On one level, the Cardinal's actions are perfectly justifiable. If one believes that life begins at conception, however unorthodox, then what merit temperance? Is there not a duty to be loud in its defence? It is, as events have shown, effective. And the Cardinal has form. Last year he compared the current abortion rate to "two Dunblane massacres a day" and thundered: "We are killing in our country the equivalent of a classroom of kids every day."

But if one does not accept his religion's ethical proposition about human life, what kind of discussions are on offer? Interestingly, he has told us: "In agreeing to such a meeting, my only condition would be that the scientists were also willing to accept instruction from our churches and peoples of faith on basic morality, on what human life really is, on the purpose of our life on Earth and so on." If his interlocutors do not have any qualms about the first part of that sentence, they surely should have about the "and so on". It has an infinite ring to it.
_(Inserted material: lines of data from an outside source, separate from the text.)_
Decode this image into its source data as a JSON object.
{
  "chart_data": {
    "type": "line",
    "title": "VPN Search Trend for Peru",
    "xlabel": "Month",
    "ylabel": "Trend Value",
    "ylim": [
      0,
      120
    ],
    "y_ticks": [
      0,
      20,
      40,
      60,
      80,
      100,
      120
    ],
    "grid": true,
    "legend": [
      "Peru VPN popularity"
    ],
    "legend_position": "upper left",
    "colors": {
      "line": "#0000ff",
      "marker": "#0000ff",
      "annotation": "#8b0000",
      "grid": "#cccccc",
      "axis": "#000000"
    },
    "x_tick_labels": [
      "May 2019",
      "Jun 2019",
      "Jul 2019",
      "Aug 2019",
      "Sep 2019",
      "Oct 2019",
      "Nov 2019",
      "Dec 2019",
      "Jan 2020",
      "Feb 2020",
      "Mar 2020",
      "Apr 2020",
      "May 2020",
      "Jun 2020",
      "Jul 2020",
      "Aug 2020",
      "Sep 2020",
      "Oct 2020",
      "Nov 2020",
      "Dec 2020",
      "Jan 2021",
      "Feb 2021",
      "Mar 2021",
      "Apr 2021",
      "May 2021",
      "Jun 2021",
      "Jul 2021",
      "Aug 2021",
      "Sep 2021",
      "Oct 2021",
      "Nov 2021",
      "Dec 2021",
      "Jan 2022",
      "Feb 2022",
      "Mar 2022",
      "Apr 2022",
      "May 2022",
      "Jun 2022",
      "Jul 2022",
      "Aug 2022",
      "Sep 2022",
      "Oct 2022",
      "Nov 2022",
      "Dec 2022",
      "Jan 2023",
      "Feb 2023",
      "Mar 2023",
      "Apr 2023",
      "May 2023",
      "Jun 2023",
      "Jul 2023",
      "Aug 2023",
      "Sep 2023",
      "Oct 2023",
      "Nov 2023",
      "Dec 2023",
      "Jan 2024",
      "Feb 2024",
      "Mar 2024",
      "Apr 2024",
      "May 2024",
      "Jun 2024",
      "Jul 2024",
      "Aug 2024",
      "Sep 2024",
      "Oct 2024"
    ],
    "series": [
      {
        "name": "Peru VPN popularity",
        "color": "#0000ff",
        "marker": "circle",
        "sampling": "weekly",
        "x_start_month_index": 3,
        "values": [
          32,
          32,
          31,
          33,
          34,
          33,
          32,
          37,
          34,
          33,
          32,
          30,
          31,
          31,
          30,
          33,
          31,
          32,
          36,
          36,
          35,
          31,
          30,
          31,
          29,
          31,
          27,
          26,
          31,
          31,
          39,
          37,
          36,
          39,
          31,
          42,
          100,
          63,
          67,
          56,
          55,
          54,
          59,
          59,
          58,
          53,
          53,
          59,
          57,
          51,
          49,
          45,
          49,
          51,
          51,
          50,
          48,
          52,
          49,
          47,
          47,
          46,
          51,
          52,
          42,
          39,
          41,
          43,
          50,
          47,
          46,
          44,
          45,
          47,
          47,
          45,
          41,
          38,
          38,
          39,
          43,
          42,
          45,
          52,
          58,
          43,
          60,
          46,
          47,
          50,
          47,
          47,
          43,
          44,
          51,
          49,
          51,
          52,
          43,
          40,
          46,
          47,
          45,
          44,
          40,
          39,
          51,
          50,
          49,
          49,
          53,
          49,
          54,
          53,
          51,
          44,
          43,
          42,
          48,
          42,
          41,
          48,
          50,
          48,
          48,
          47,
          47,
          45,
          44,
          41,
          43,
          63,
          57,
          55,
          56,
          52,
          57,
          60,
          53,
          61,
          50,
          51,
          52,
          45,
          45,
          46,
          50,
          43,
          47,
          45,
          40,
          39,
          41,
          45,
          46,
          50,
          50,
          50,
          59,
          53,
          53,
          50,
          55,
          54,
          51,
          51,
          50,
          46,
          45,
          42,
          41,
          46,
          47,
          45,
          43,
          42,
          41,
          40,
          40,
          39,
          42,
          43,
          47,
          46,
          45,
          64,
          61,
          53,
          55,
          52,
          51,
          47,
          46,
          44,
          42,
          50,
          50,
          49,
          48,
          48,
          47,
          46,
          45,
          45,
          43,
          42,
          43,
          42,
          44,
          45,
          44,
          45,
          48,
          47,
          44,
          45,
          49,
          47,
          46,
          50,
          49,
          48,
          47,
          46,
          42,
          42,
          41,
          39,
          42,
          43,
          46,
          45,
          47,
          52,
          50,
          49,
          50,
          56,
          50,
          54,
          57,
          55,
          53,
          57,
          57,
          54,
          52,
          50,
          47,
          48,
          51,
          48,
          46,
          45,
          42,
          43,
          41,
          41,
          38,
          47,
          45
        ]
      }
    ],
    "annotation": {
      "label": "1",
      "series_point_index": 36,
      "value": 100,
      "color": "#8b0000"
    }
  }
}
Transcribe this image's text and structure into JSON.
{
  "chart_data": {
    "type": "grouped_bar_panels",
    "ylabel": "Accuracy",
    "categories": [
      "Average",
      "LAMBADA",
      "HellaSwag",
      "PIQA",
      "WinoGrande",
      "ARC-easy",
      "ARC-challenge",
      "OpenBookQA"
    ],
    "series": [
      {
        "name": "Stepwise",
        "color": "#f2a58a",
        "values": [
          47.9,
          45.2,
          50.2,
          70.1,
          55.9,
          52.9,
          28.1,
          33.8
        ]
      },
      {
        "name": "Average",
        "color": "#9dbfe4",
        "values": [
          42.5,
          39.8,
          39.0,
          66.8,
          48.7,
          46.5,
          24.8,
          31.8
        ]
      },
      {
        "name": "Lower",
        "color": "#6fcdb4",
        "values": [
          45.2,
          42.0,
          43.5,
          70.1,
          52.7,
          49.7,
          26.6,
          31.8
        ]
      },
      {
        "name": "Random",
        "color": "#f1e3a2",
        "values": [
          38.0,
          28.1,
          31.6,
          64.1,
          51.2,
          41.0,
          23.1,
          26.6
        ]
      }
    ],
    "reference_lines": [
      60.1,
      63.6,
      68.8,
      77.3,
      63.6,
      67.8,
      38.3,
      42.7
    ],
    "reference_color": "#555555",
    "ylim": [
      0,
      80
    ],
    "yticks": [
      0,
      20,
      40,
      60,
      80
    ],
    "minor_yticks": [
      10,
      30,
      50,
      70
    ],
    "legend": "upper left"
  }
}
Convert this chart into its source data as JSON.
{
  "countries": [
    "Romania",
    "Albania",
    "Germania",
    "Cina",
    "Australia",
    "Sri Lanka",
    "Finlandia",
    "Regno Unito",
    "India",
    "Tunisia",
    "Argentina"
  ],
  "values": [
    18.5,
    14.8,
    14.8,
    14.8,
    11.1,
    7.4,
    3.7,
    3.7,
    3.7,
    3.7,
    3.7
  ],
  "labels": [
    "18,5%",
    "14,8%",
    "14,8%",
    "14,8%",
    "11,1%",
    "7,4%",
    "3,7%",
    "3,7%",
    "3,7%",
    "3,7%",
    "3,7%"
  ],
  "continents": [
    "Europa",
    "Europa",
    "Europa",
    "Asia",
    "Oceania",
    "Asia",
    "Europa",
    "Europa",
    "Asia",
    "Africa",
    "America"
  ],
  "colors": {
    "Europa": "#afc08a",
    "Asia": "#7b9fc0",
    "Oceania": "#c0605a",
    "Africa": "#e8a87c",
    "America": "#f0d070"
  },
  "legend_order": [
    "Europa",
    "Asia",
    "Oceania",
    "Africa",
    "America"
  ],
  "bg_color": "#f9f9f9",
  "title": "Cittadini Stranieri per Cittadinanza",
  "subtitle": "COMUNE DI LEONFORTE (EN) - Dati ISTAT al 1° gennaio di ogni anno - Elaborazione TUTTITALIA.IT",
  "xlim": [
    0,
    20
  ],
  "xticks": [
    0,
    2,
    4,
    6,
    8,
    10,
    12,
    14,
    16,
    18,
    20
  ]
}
Rhetorical thuggery can advance an argument an awfully long way. The danger is that the more extreme the position, the easier it is to dismiss. Complex matters are obscured in a tidal wave of invective. And that is a great pity because the issues created by scientific advances require ethical debate. That is easy to avoid when one's opponent can be caricatured as a theological Rambo. Cardinal O'Brien is an excellent politician but a lousy philosopher. He cleaves to certainty and does not acknowledge the value of doubt. Are there any features on the Moon bearing his name? Possibly, in the Mare Fecunditatis or the Mare Spumans.